What’s Covered by Medical Aid Schemes?

Medical aid schemes can be as basic or comprehensive as you choose, depending on your needs and affordability. Regardless of what plan you choose, all inclusions and exclusions are fixed and you do not have a say in what you want to be covered or not. Your medical aid provider will create a package at a certain price point and you must choose the best medical aid plan to suit your needs and budget.

Your medical aid plan is an agreement between you and your insurance company to cover various medical treatments, medications, procedures and emergencies, which are pre-determined and set out in the plan’s terms and conditions. Your medical aid plan will provide you with a list of inclusive medical benefits like medication, tests, treatments and hospitalisation. The insurance company agrees to cover the cost of certain medical benefits listed in your policy for a monthly premium. It is also recommended that medical aid members use separate gap cover to cover any additional expenses not typically covered by medical aid schemes.

What Services are Covered?

When deciding on the right medical aid plan, you must review the benefits of each to see which services are covered. Not all plans cover the same things, so it is important to review all inclusions and exclusions and compare plans before making a decision.

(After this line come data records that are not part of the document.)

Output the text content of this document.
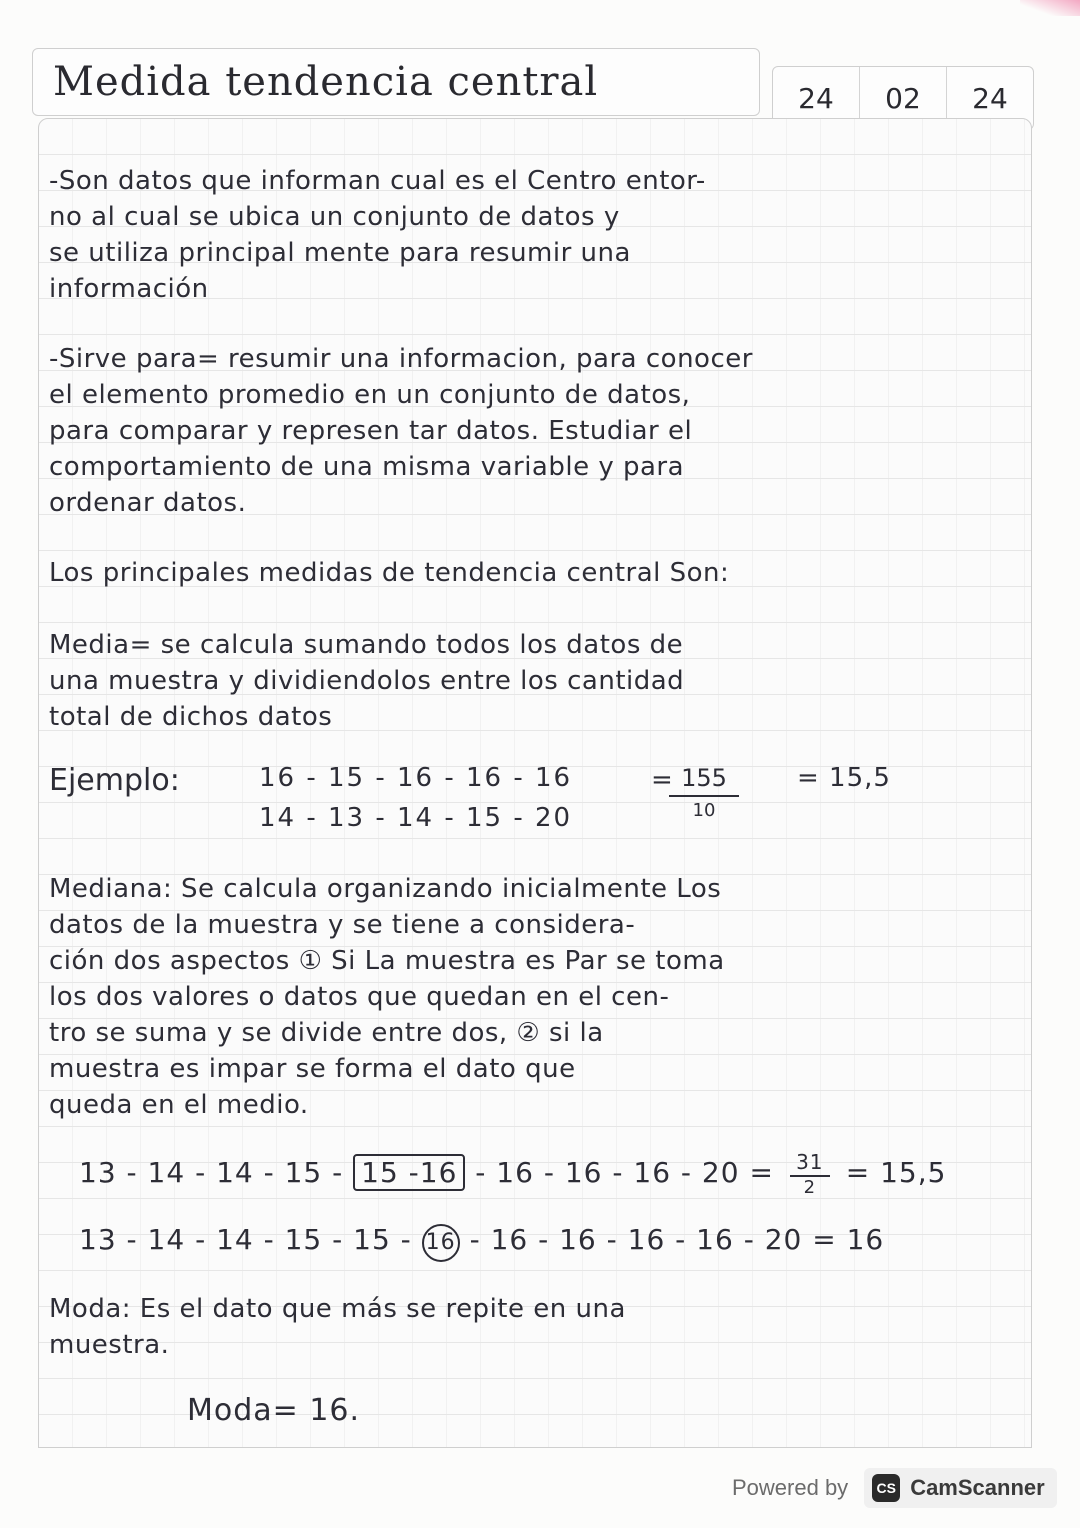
Medida tendencia central	24	02	24
-Son datos que informan cual es el Centro entor-
no al cual se ubica un conjunto de datos y
se utiliza principal mente para resumir una
información
-Sirve para= resumir una informacion, para conocer
el elemento promedio en un conjunto de datos,
para comparar y represen tar datos. Estudiar el
comportamiento de una misma variable y para
ordenar datos.
Los principales medidas de tendencia central Son:
Media= se calcula sumando todos los datos de
una muestra y dividiendolos entre los cantidad
total de dichos datos
Ejemplo:	16 - 15 - 16 - 16 - 16
14 - 13 - 14 - 15 - 20
= 155
10
= 15,5
Mediana: Se calcula organizando inicialmente Los
datos de la muestra y se tiene a considera-
ción dos aspectos ① Si La muestra es Par se toma
los dos valores o datos que quedan en el cen-
tro se suma y se divide entre dos, ② si la
muestra es impar se forma el dato que
queda en el medio.
13 - 14 - 14 - 15 - 15 $-16 - 16 - 16 - 16 - 20 = \frac{31}{2} = 15,5$
13 - 14 - 14 - 15 - 15 - 16 - 16 - 16 - 16 - 16 - 20 = 16
Moda: Es el dato que más se repite en una
muestra.
Moda= 16.
Powered by	CS CamScanner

Most insurance plans will cover a set of preventive services, including injections and certain health screenings and check-ups. Many medical aid schemes will also cover a set amount of specialist visits a year, although this is plan dependent. Typically, the most basic health insurance plans will cover the following:

  • Emergency medical services
  • Ambulatory patient services
  • Hospitalisation
  • Certain prescription medication
  • Maternity and pre/post antenatal care
  • Mental health and substance abuse disorders, including counselling
  • Laboratory services
  • Paediatric services
  • Rehabilitative and services and devices that assist patients will serious injuries, chronic conditions or disabilities
  • Preventive services

A lot of people make the mistake of just looking at premiums when comparing their health care plans.  However, it is equally important that you look at the types of coverage the plan offers as well as what is excluded. You must also understand that there may be extra charges and deductibles that will have to come out-of-pocket or through an additional cover, called gap cover.

If you expect to have a lot of medical costs during the year, for example a major surgery or having a baby, you will want to consider a plan with lower deductibles but possibly higher monthly premiums. On the other hand, if you are in relatively good health and do not foresee any major medical costs, you will want to look at plans with lower premiums and higher deductibles.  If you regularly take prescription medication, you want a plan that covers the cost of this, including the exact formulation of the medication you take.

That said, there are many medical events that you simply cannot plan for, but with the right medical aid plan, emergencies like hospitalisation, injuries, doctor’s visits and rehabilitation should be covered. The costs and scope of medical benefits will vary by plan, so be mindful of this when determining what level of coverage you want.